Methods A total of 133 patients (age ≥ 75 years, 67 male) with severe aortic stenosis were included over 2 years: 42% were treated with MIS-AVR, 58% underwent TA-TAVI procedure. AKI was considered as a postprocedural 1.5× increase in creatinine or an increase of > 0.3 mg/dL/48 hours. Group differences were tested with chi-square or t-test. AKI risk assumption was analyzed in multiple multivariate logistic regression models.

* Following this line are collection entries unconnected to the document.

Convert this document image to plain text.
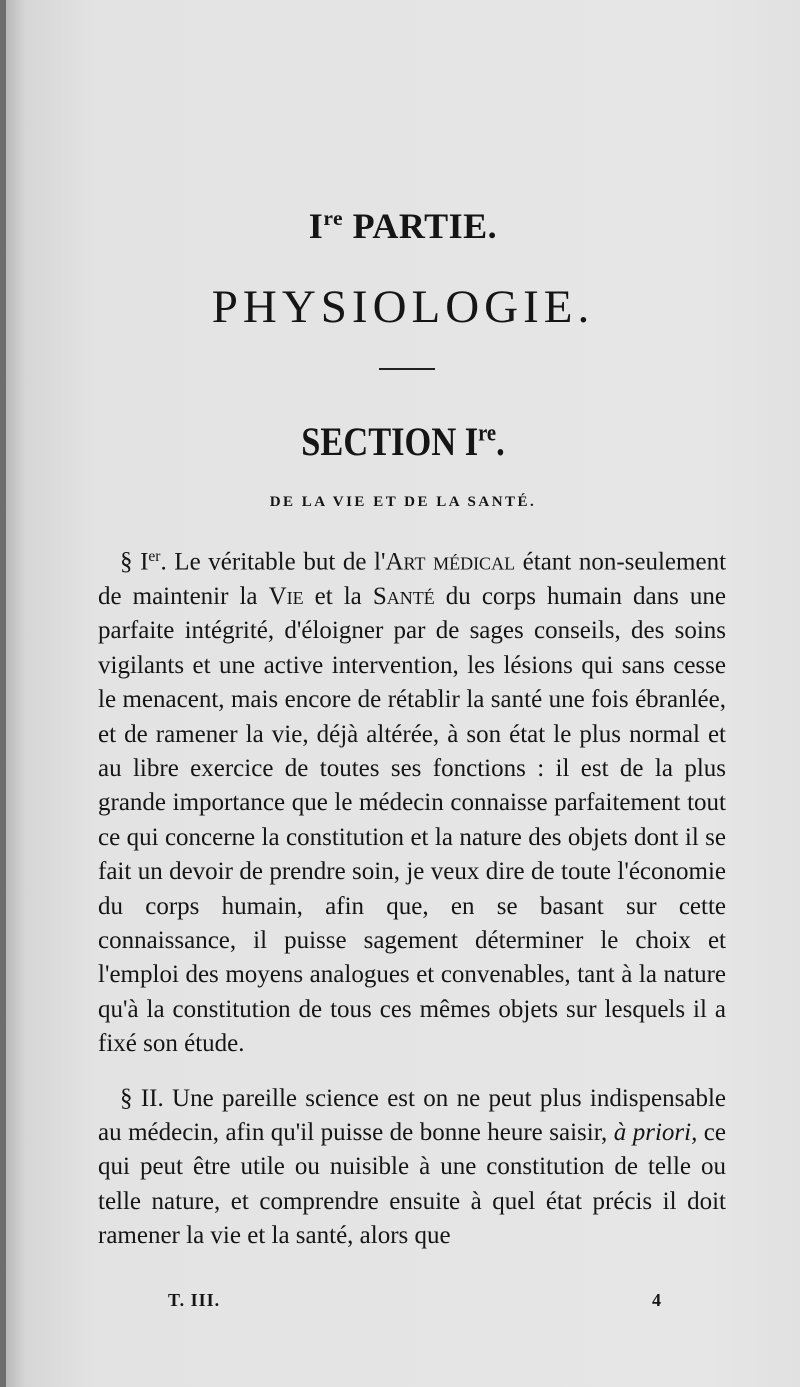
Ire PARTIE.
PHYSIOLOGIE.
SECTION Ire.
DE LA VIE ET DE LA SANTÉ.

§ Ier. Le véritable but de l'Art médical étant non-seulement de maintenir la Vie et la Santé du corps humain dans une parfaite intégrité, d'éloigner par de sages conseils, des soins vigilants et une active intervention, les lésions qui sans cesse le menacent, mais encore de rétablir la santé une fois ébranlée, et de ramener la vie, déjà altérée, à son état le plus normal et au libre exercice de toutes ses fonctions : il est de la plus grande importance que le médecin connaisse parfaitement tout ce qui concerne la constitution et la nature des objets dont il se fait un devoir de prendre soin, je veux dire de toute l'économie du corps humain, afin que, en se basant sur cette connaissance, il puisse sagement déterminer le choix et l'emploi des moyens analogues et convenables, tant à la nature qu'à la constitution de tous ces mêmes objets sur lesquels il a fixé son étude.

§ II. Une pareille science est on ne peut plus indispensable au médecin, afin qu'il puisse de bonne heure saisir, à priori, ce qui peut être utile ou nuisible à une constitution de telle ou telle nature, et comprendre ensuite à quel état précis il doit ramener la vie et la santé, alors que

T. III.	4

Results EuroSCORE II–related risk assumption was 8.7 ± 6.9 for TA-TAVI and 4.5 ± 5.7 for MIS-AVR (p < 0.001). The overall 30-day survival rate was 93%. Fifty-eight patients developed a risk for AKI and 13 developed a manifest renal injury/failure. Logistic regression analysis revealed a higher AKI risk for TA-TAVI (odds ratio, OR = 2.58; 95% confidence interval, CI = 1.18, 5.63; p = 0.017). EuroSCORE II (OR = 0.98; 95% CI = 0.92, 1.04; p = 0.433); preoperative creatinine (OR = 1.78; 95% CI = 0.67, 4.77; p = 0.249) and estimated glomerular filtration rate (OR = 1.00; 95% CI = 0.97, 1.02; p = 0.655) had no impact on AKI. A regression model adjusting for the variables age, gender, body mass index (BMI), diabetes, and procedure type revealed a higher AKI rate for male gender (OR = 2.41; 95% CI = 1.13, 5.11; p = 0.022). Operation time and radio-contrast media volume had no influence on the AKI-occurrence. There was no correlation between AKI and early mortality.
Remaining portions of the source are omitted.